If you have information on local software quality and testing events in your area of Region 6, please send them to me for our events calendar. Visit http://www.tomgtomg.com/asq6 for information on events around Region 6.
Region 10 Report:
The Great Lakes SPIN meets the second Thursday of the month at Oakland University in Rochester. Information about programs and events is at http://www.gl-spin.org/.
The Southeastern Michigan Software Quality Assurance Association (SEMISQAA) sponsors monthly meetings on the second Tuesday of each month. Event locations vary throughout the year. More information at semisqaa.org.
Ann Arbor Software Quality Professionals (AASQP) has suspended its monthly meetings due to low participation. The mailing list remains active as a source of communication and information. Access is through the Yahoo group tech.groups.yahoo.com/group/aa-sqp.
ASQ chapters in southeastern Michigan provide programs primarily related to manufacturing. Any programs focusing on software and software quality will definitely be highlighted when available.

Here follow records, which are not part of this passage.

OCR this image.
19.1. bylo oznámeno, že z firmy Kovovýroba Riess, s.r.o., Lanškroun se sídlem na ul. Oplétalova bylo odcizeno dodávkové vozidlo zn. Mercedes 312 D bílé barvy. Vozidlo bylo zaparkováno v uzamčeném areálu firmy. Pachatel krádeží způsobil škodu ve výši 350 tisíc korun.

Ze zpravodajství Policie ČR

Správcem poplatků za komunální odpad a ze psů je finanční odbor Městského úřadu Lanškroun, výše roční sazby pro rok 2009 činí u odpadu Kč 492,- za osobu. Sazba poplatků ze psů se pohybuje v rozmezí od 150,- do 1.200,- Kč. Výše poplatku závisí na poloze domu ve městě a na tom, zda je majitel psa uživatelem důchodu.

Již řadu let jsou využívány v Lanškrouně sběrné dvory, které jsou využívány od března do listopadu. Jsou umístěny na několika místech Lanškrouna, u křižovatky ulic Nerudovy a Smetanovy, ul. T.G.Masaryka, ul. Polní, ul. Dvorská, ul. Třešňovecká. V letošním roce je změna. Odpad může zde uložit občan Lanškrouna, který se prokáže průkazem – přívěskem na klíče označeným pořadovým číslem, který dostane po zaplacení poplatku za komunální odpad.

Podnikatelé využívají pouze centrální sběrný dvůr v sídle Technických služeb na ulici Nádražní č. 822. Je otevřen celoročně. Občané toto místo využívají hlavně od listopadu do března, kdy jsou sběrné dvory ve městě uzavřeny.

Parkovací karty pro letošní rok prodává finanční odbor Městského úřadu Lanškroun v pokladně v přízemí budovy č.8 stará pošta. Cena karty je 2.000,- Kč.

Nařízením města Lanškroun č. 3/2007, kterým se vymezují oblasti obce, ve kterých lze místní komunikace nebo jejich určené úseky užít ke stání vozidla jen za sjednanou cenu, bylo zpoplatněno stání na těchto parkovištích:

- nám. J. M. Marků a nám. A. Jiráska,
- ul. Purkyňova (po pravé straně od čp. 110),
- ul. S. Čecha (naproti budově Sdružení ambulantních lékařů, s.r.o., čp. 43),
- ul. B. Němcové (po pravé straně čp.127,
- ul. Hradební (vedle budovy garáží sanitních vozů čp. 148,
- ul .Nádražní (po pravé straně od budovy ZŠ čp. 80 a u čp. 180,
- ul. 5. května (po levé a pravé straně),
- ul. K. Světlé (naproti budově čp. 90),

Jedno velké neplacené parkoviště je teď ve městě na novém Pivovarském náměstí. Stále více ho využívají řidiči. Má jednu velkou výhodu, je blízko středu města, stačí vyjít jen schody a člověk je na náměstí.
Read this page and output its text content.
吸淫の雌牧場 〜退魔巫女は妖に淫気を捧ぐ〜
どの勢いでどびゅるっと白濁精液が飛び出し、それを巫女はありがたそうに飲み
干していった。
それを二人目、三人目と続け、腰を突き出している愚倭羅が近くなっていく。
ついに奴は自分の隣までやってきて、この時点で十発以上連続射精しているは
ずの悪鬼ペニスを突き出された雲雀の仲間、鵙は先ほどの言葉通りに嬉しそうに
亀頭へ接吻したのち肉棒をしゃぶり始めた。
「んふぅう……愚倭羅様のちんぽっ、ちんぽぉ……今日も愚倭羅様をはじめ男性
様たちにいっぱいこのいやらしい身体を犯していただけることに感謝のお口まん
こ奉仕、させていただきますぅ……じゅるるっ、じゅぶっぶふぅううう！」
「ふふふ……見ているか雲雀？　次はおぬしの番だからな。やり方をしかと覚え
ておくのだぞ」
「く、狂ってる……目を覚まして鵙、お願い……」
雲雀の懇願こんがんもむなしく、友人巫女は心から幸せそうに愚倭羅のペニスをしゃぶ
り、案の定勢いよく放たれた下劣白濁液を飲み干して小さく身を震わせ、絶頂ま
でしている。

If you have any information for Region 10 members or
need referrals for software quality matters, please give me
a shout at l(dot)tamres(at)computer(dot)org.
Region 13 Update:
Section 1304 St. Louis will be holding the Spring Quality Conference on April 1-4, 2008. Gene Kelly, Section 13 RC will present a session on “Software QA in Regulated Industries.” He will cover software regulations in both the aerospace and medical device industries and discuss cross-industry approaches and best practices in software QA/V&V. Specifically, an overview of the DO-178B aviation software standard will be presented, as well as the FDA regulation 21 CFR Part 820, and associated FDA software guidance. Typical software development life cycle models will be reviewed, focusing on software QA/V&V. Cross-industry best practices in V&V will also be presented, as well as future industry trends impacting software QA/V&V.